The Frustrating Reality of Practicing for the GMAT Without Progress
Many students miss their GMAT targets not because they lack dedication, but because their practice strategy is flawed. Putting in long hours or racing through large sets of questions does not automatically translate into higher scores. What truly drives improvement is how you practice, how focused, intentional, and methodical your preparation is.
Sampling a few questions from each topic may create the illusion of progress, but it rarely builds fundamental proficiency. Mastery requires repetition and depth. For most topics, that means working through dozens, and often hundreds, of thoughtfully selected questions. However, sheer volume is not enough. If you are answering questions, glancing at the solution, and quickly moving on, you may be staying busy without actually getting better.
Productive GMAT practice is organized and deliberate. Instead of jumping between topics, concentrate on one area at a time. Begin with easy questions and remove all time pressure. Your goal at this stage is consistency, reaching near-perfect accuracy before moving forward. Once you are reliably getting easy questions right, shift to medium-level problems, still untimed, and work until your accuracy stabilizes at a strong level. Only after that foundation is in place should you introduce more complex questions. For Quant, a solid benchmark is roughly 60 percent accuracy on complex problems. For Verbal, aim higher, around 70 percent or more.
Timing should come after accuracy, not before it. Once you are hitting your accuracy targets, gradually introduce time constraints. You might reduce your allowed time per question in stages, or practice at an average test-day pace of about 2 minutes per question. The objective is to preserve your accuracy while adjusting to the pressure of the clock, so your performance in practice reflects what you can deliver on exam day.
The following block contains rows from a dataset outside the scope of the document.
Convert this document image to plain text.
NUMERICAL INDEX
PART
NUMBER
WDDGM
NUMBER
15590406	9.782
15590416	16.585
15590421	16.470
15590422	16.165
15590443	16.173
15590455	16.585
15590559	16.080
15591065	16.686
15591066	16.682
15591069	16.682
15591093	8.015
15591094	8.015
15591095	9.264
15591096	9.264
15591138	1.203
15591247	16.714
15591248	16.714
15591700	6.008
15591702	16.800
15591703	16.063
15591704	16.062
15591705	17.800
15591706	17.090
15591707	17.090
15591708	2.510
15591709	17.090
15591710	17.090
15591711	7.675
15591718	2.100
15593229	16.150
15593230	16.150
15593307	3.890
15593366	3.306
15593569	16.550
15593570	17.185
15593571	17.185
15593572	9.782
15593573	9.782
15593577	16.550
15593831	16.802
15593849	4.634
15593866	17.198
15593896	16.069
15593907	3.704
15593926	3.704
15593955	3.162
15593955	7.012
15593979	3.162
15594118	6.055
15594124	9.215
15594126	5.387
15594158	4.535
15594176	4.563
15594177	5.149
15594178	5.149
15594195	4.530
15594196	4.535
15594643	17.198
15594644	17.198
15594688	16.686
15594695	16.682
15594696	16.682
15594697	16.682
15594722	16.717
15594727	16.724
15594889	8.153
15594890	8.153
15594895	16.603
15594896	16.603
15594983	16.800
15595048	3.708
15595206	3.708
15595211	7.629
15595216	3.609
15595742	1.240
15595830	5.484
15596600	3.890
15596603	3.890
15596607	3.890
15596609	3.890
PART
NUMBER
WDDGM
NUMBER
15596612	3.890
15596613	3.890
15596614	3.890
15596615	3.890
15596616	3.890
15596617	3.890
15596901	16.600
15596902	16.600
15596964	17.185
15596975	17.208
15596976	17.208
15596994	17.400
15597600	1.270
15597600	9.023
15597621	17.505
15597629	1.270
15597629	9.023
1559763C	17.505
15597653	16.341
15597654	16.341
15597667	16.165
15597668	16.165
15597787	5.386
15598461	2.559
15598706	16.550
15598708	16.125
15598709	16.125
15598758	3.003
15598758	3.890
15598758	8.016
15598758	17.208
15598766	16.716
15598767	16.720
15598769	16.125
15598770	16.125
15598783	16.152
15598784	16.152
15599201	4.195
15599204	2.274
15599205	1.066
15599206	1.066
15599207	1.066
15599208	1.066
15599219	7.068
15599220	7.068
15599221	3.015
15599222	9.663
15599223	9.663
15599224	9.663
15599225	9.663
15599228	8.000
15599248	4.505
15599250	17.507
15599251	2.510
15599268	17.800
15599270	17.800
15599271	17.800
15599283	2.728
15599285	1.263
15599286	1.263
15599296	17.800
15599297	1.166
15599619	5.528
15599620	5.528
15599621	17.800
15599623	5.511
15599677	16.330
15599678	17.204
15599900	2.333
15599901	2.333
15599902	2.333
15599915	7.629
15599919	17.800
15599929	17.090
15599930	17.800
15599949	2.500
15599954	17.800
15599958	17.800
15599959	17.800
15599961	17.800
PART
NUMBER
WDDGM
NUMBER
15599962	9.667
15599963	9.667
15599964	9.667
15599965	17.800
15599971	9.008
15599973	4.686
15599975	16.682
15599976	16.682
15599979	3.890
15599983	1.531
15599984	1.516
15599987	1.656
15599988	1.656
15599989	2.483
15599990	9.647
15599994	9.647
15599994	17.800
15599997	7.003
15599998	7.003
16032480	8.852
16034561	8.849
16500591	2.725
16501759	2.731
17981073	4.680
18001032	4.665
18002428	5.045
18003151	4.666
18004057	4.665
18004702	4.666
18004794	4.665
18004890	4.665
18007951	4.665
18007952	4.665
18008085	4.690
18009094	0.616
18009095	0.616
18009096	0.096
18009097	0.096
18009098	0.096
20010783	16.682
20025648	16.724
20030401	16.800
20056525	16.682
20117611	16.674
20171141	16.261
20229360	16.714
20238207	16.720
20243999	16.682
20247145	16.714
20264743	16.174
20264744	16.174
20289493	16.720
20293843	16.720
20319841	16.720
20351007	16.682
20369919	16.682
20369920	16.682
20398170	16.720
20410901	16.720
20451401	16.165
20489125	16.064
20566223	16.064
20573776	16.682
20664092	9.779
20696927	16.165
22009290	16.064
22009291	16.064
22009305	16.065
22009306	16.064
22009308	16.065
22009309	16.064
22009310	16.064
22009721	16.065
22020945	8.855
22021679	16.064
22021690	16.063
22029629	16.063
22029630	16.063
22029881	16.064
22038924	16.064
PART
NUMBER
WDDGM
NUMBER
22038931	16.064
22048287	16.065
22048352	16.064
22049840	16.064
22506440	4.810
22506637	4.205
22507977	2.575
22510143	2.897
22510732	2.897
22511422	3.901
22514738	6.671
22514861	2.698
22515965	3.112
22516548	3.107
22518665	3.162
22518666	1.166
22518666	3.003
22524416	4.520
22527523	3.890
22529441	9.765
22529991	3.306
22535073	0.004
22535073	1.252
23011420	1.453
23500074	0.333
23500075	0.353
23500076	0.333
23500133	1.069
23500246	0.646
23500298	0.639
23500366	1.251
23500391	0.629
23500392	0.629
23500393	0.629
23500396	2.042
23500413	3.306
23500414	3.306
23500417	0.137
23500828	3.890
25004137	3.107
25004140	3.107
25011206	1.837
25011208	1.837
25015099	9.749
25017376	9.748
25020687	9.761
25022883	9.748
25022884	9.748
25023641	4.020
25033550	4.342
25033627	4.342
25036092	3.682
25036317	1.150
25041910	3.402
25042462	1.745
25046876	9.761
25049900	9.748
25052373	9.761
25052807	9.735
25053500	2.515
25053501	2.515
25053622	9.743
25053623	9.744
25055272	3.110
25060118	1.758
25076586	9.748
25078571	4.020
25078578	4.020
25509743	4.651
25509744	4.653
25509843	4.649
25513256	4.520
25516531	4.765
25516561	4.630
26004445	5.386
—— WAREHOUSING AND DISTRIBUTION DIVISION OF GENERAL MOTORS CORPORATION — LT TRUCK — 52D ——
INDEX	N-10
Equally important is what you do when things go wrong. Mistakes are not setbacks; they are data. Instead of quickly reading the explanation and moving on, pause and diagnose the error. Did you misunderstand a core concept? Did you make a careless slip? Did you misread the question or fall for a trap? Identifying the root cause allows you to fix the issue at its source rather than repeating the same mistake later.
Strong GMAT preparation is not about grinding endlessly. It is about practicing with intention, reviewing intelligently, and continuously refining your approach. When your study process is structured this way, progress becomes measurable, confidence grows, and your target score becomes far more achievable.